Die EU-Kommission justiert ihre Pläne für die Abschaffung der Handy-Roaming-Gebühren nach. Handynutzer sollen nach einem überarbeiteten Vorschlag der Kommission ab Mitte 2017 doch ohne zeitliche Begrenzung kostenfreies Roaming im EU-Ausland nutzen können. "Wir haben entschieden, dass es keine täglichen Begrenzungen geben soll", sagte der zuständige EU-Kommissar Andrus Ansip in Brüssel. Stattdessen solle jeder Nutzer "wie daheim" Roaming nutzen können, also ohne Zusatzkosten.

Grundsätzlich gilt: Wer mit einer Sim-Karte aus einem EU-Land in ein anderes fährt, soll beim Telefonieren und Surfen nicht mehr zahlen als zuhause. Eine zeitliche Befristung und eine Obergrenze bei den genutzten Leistungen soll es nicht geben. Das heißt, auch wenn man mit einem deutschen Handyvertrag monatelang in Brüssel oder Budapest wohnt, arbeitet oder studiert, zahlt man für Telefonate, SMS oder Internetnutzung nur die vertraglich vereinbarten Gebühren wie in Bremen oder Bottrop.

Gegen Missbrauch: klare Auflagen zum Wohnort

Allerdings müsse Missbrauch verhindert werden können – zum Beispiel, wenn sich Nutzer eine günstige Sim-Karte im Ausland besorgen, um sie dauerhaft zuhause zu nutzen. "Wir werden die Tagesnutzung nicht begrenzen, haben uns aber entschieden, klare Auflagen in Hinsicht auf den Wohnort zu machen", sagte EU-Kommissar Ansip.

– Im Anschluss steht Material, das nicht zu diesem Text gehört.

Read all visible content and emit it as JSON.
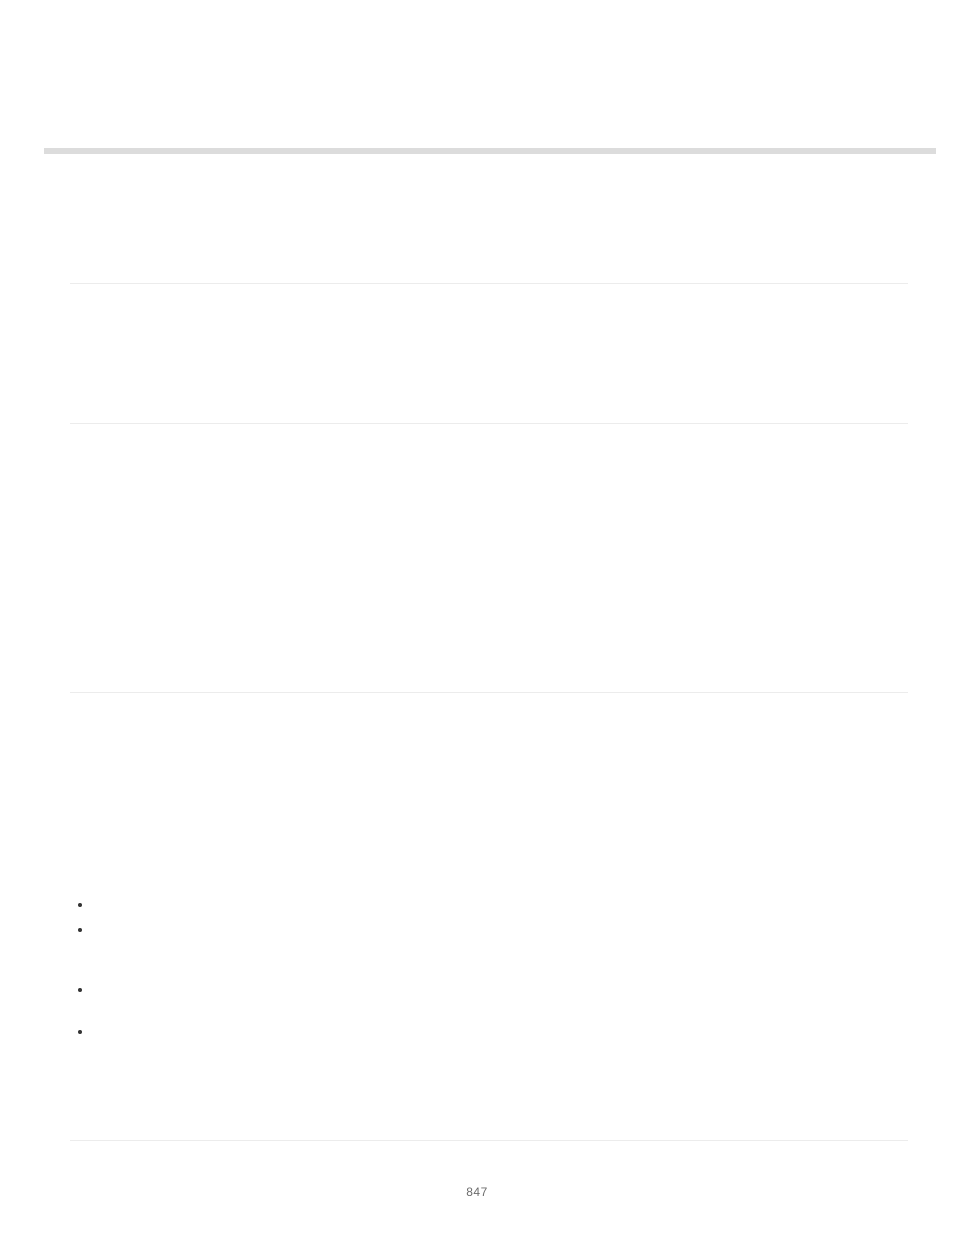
{
  "page": {
    "number": "847"
  }
}
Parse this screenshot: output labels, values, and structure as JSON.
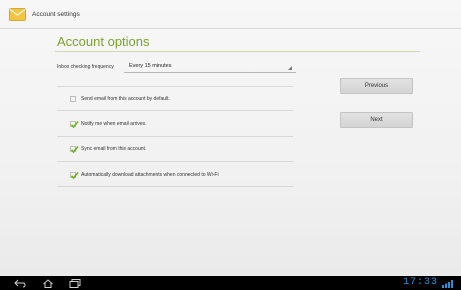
{
  "titlebar": {
    "title": "Account settings",
    "icon": "email-app-icon"
  },
  "heading": "Account options",
  "frequency": {
    "label": "Inbox checking frequency",
    "value": "Every 15 minutes"
  },
  "options": [
    {
      "label": "Send email from this account by default.",
      "checked": false
    },
    {
      "label": "Notify me when email arrives.",
      "checked": true
    },
    {
      "label": "Sync email from this account.",
      "checked": true
    },
    {
      "label": "Automatically download attachments when connected to Wi-Fi",
      "checked": true
    }
  ],
  "buttons": {
    "previous": "Previous",
    "next": "Next"
  },
  "navbar": {
    "clock": "17:33"
  },
  "colors": {
    "accent": "#7aa22a",
    "check": "#6fb21a",
    "clock": "#2a8fd6"
  }
}
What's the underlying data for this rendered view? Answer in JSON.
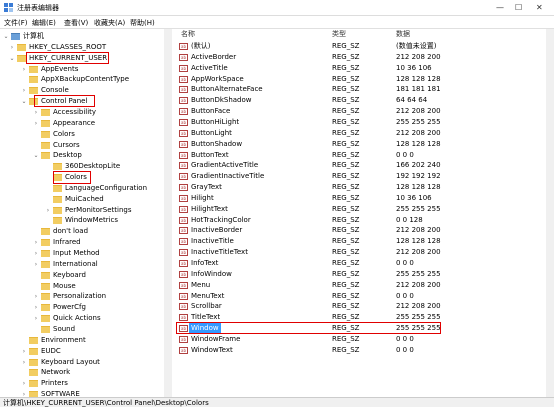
{
  "window": {
    "title": "注册表编辑器",
    "min": "—",
    "max": "☐",
    "close": "✕"
  },
  "menu": [
    "文件(F)",
    "编辑(E)",
    "查看(V)",
    "收藏夹(A)",
    "帮助(H)"
  ],
  "tree": [
    {
      "label": "计算机",
      "arrow": "⌄"
    },
    {
      "label": "HKEY_CLASSES_ROOT",
      "arrow": "›"
    },
    {
      "label": "HKEY_CURRENT_USER",
      "arrow": "⌄"
    },
    {
      "label": "AppEvents",
      "arrow": "›"
    },
    {
      "label": "AppXBackupContentType",
      "arrow": ""
    },
    {
      "label": "Console",
      "arrow": "›"
    },
    {
      "label": "Control Panel",
      "arrow": "⌄"
    },
    {
      "label": "Accessibility",
      "arrow": "›"
    },
    {
      "label": "Appearance",
      "arrow": "›"
    },
    {
      "label": "Colors",
      "arrow": ""
    },
    {
      "label": "Cursors",
      "arrow": ""
    },
    {
      "label": "Desktop",
      "arrow": "⌄"
    },
    {
      "label": "360DesktopLite",
      "arrow": ""
    },
    {
      "label": "Colors",
      "arrow": ""
    },
    {
      "label": "LanguageConfiguration",
      "arrow": ""
    },
    {
      "label": "MuiCached",
      "arrow": ""
    },
    {
      "label": "PerMonitorSettings",
      "arrow": "›"
    },
    {
      "label": "WindowMetrics",
      "arrow": ""
    },
    {
      "label": "don't load",
      "arrow": ""
    },
    {
      "label": "Infrared",
      "arrow": "›"
    },
    {
      "label": "Input Method",
      "arrow": "›"
    },
    {
      "label": "International",
      "arrow": "›"
    },
    {
      "label": "Keyboard",
      "arrow": ""
    },
    {
      "label": "Mouse",
      "arrow": ""
    },
    {
      "label": "Personalization",
      "arrow": "›"
    },
    {
      "label": "PowerCfg",
      "arrow": "›"
    },
    {
      "label": "Quick Actions",
      "arrow": "›"
    },
    {
      "label": "Sound",
      "arrow": ""
    },
    {
      "label": "Environment",
      "arrow": ""
    },
    {
      "label": "EUDC",
      "arrow": "›"
    },
    {
      "label": "Keyboard Layout",
      "arrow": "›"
    },
    {
      "label": "Network",
      "arrow": ""
    },
    {
      "label": "Printers",
      "arrow": "›"
    },
    {
      "label": "SOFTWARE",
      "arrow": "›"
    }
  ],
  "columns": {
    "name": "名称",
    "type": "类型",
    "data": "数据"
  },
  "values": [
    {
      "name": "(默认)",
      "type": "REG_SZ",
      "data": "(数值未设置)"
    },
    {
      "name": "ActiveBorder",
      "type": "REG_SZ",
      "data": "212 208 200"
    },
    {
      "name": "ActiveTitle",
      "type": "REG_SZ",
      "data": "10 36 106"
    },
    {
      "name": "AppWorkSpace",
      "type": "REG_SZ",
      "data": "128 128 128"
    },
    {
      "name": "ButtonAlternateFace",
      "type": "REG_SZ",
      "data": "181 181 181"
    },
    {
      "name": "ButtonDkShadow",
      "type": "REG_SZ",
      "data": "64 64 64"
    },
    {
      "name": "ButtonFace",
      "type": "REG_SZ",
      "data": "212 208 200"
    },
    {
      "name": "ButtonHiLight",
      "type": "REG_SZ",
      "data": "255 255 255"
    },
    {
      "name": "ButtonLight",
      "type": "REG_SZ",
      "data": "212 208 200"
    },
    {
      "name": "ButtonShadow",
      "type": "REG_SZ",
      "data": "128 128 128"
    },
    {
      "name": "ButtonText",
      "type": "REG_SZ",
      "data": "0 0 0"
    },
    {
      "name": "GradientActiveTitle",
      "type": "REG_SZ",
      "data": "166 202 240"
    },
    {
      "name": "GradientInactiveTitle",
      "type": "REG_SZ",
      "data": "192 192 192"
    },
    {
      "name": "GrayText",
      "type": "REG_SZ",
      "data": "128 128 128"
    },
    {
      "name": "Hilight",
      "type": "REG_SZ",
      "data": "10 36 106"
    },
    {
      "name": "HilightText",
      "type": "REG_SZ",
      "data": "255 255 255"
    },
    {
      "name": "HotTrackingColor",
      "type": "REG_SZ",
      "data": "0 0 128"
    },
    {
      "name": "InactiveBorder",
      "type": "REG_SZ",
      "data": "212 208 200"
    },
    {
      "name": "InactiveTitle",
      "type": "REG_SZ",
      "data": "128 128 128"
    },
    {
      "name": "InactiveTitleText",
      "type": "REG_SZ",
      "data": "212 208 200"
    },
    {
      "name": "InfoText",
      "type": "REG_SZ",
      "data": "0 0 0"
    },
    {
      "name": "InfoWindow",
      "type": "REG_SZ",
      "data": "255 255 255"
    },
    {
      "name": "Menu",
      "type": "REG_SZ",
      "data": "212 208 200"
    },
    {
      "name": "MenuText",
      "type": "REG_SZ",
      "data": "0 0 0"
    },
    {
      "name": "Scrollbar",
      "type": "REG_SZ",
      "data": "212 208 200"
    },
    {
      "name": "TitleText",
      "type": "REG_SZ",
      "data": "255 255 255"
    },
    {
      "name": "Window",
      "type": "REG_SZ",
      "data": "255 255 255"
    },
    {
      "name": "WindowFrame",
      "type": "REG_SZ",
      "data": "0 0 0"
    },
    {
      "name": "WindowText",
      "type": "REG_SZ",
      "data": "0 0 0"
    }
  ],
  "status": "计算机\\HKEY_CURRENT_USER\\Control Panel\\Desktop\\Colors",
  "colors": {
    "selection": "#3399ff",
    "highlight_border": "#e00000",
    "folder": "#f2cd62"
  }
}
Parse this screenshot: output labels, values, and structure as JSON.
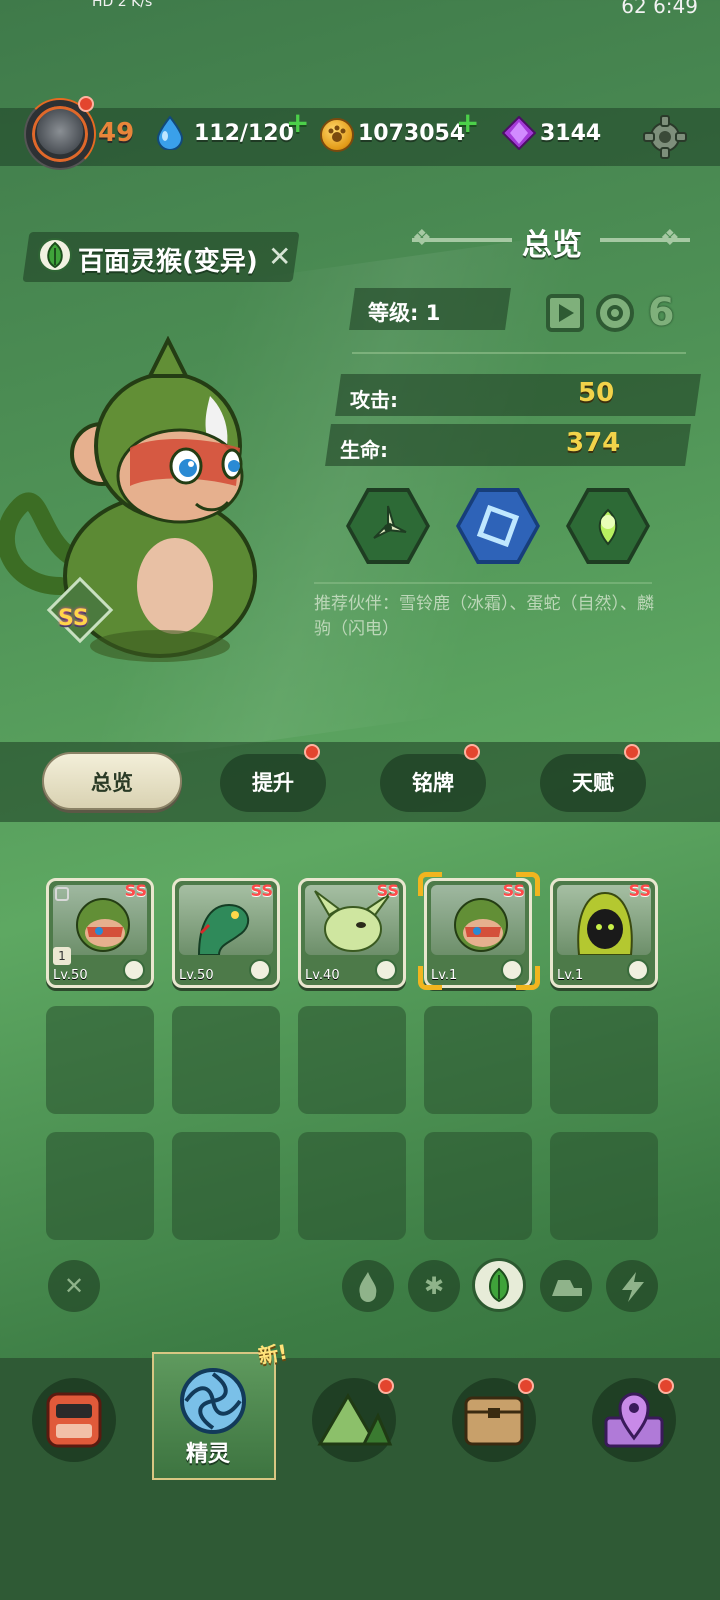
{
  "status_bar": {
    "left_text": "HD 2 K/s",
    "battery": "62",
    "time": "6:49"
  },
  "resources": {
    "player_level": "49",
    "water": "112/120",
    "coins": "1073054",
    "gems": "3144"
  },
  "pet": {
    "name": "百面灵猴(变异)",
    "rank_badge": "SS",
    "element": "leaf"
  },
  "overview": {
    "title": "总览",
    "level_label": "等级:",
    "level_value": "1",
    "attack_label": "攻击:",
    "attack_value": "50",
    "hp_label": "生命:",
    "hp_value": "374",
    "partners": "推荐伙伴：雪铃鹿（冰霜）、蛋蛇（自然）、麟驹（闪电）"
  },
  "skills": [
    {
      "icon": "shuriken-icon",
      "color": "#2d6a36"
    },
    {
      "icon": "frame-icon",
      "color": "#2e63b8"
    },
    {
      "icon": "orb-icon",
      "color": "#2d6a36"
    }
  ],
  "tabs": [
    {
      "label": "总览",
      "active": true,
      "badge": false
    },
    {
      "label": "提升",
      "active": false,
      "badge": true
    },
    {
      "label": "铭牌",
      "active": false,
      "badge": true
    },
    {
      "label": "天赋",
      "active": false,
      "badge": true
    }
  ],
  "pets": [
    {
      "rank": "SS",
      "level": "Lv.50",
      "art": "monkey",
      "locked": true,
      "slot": "1"
    },
    {
      "rank": "SS",
      "level": "Lv.50",
      "art": "snake"
    },
    {
      "rank": "SS",
      "level": "Lv.40",
      "art": "dragon"
    },
    {
      "rank": "SS",
      "level": "Lv.1",
      "art": "monkey",
      "selected": true
    },
    {
      "rank": "SS",
      "level": "Lv.1",
      "art": "hooded"
    }
  ],
  "filters": [
    "clear-icon",
    "fire-icon",
    "snowflake-icon",
    "leaf-icon",
    "rock-icon",
    "lightning-icon"
  ],
  "bottom_nav": {
    "selected_label": "精灵",
    "new_tag": "新!"
  }
}
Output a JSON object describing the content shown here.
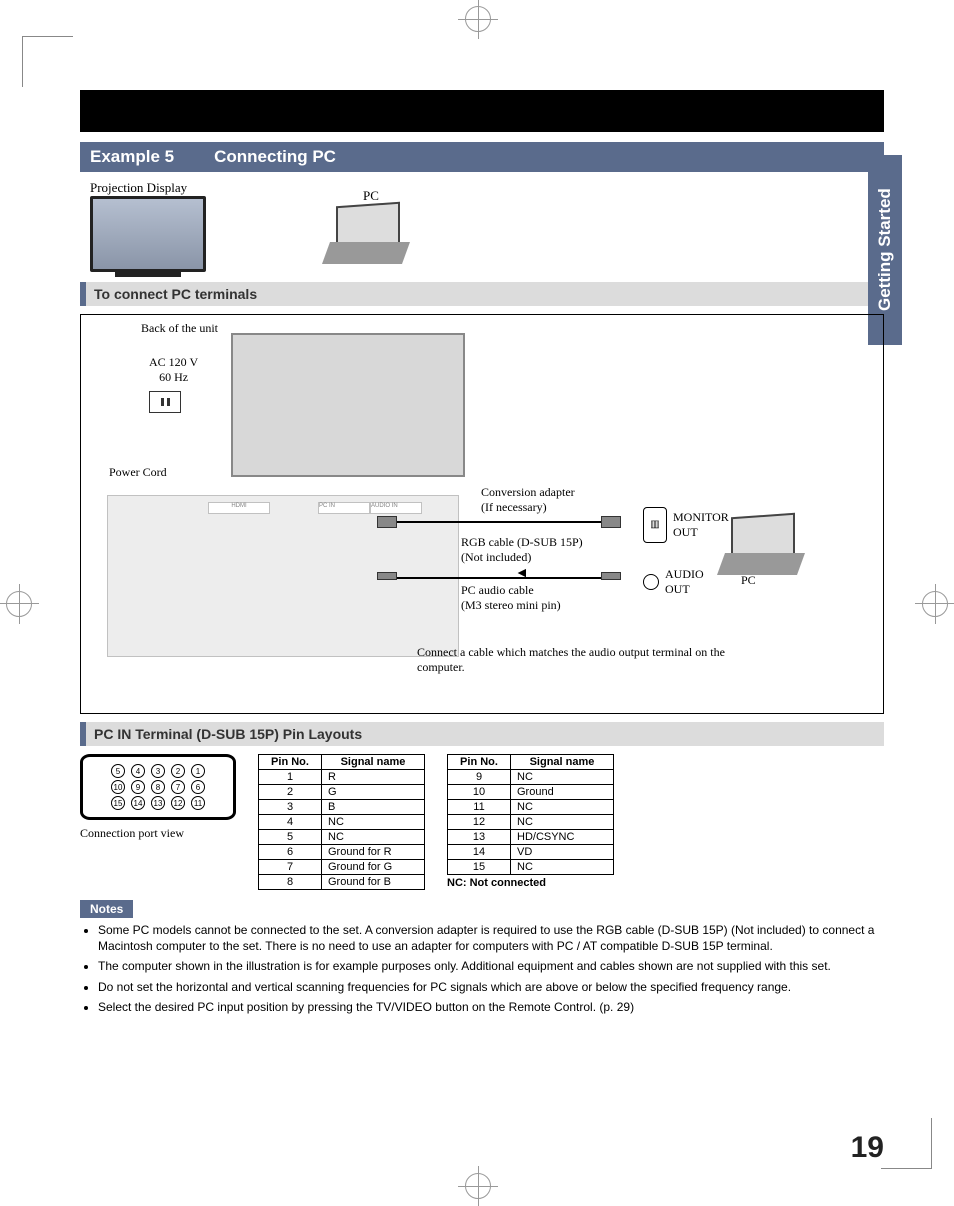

Die EU-Kommission hatte die Aufschläge für Telefonate im Ausland in den vorigen zehn Jahren bereits um 90 Prozent gekappt – zum großen Missfallen der Mobilfunknetzbetreiber. Für die war das Geschäft lange Zeit eine sprudelnde Geldquelle, da der Mehraufwand für die Abrechnung von Gesprächen von Ausländern auf dem eigenen Netz minimal ist. Mittlerweile bieten alle Mobilfunkkonzerne gegen Aufpreis Zusatzoptionen für die Handynutzung im EU-Ausland an. Damit wollen sie dem beschlossenen Ende der Gebühren zuvorkommen.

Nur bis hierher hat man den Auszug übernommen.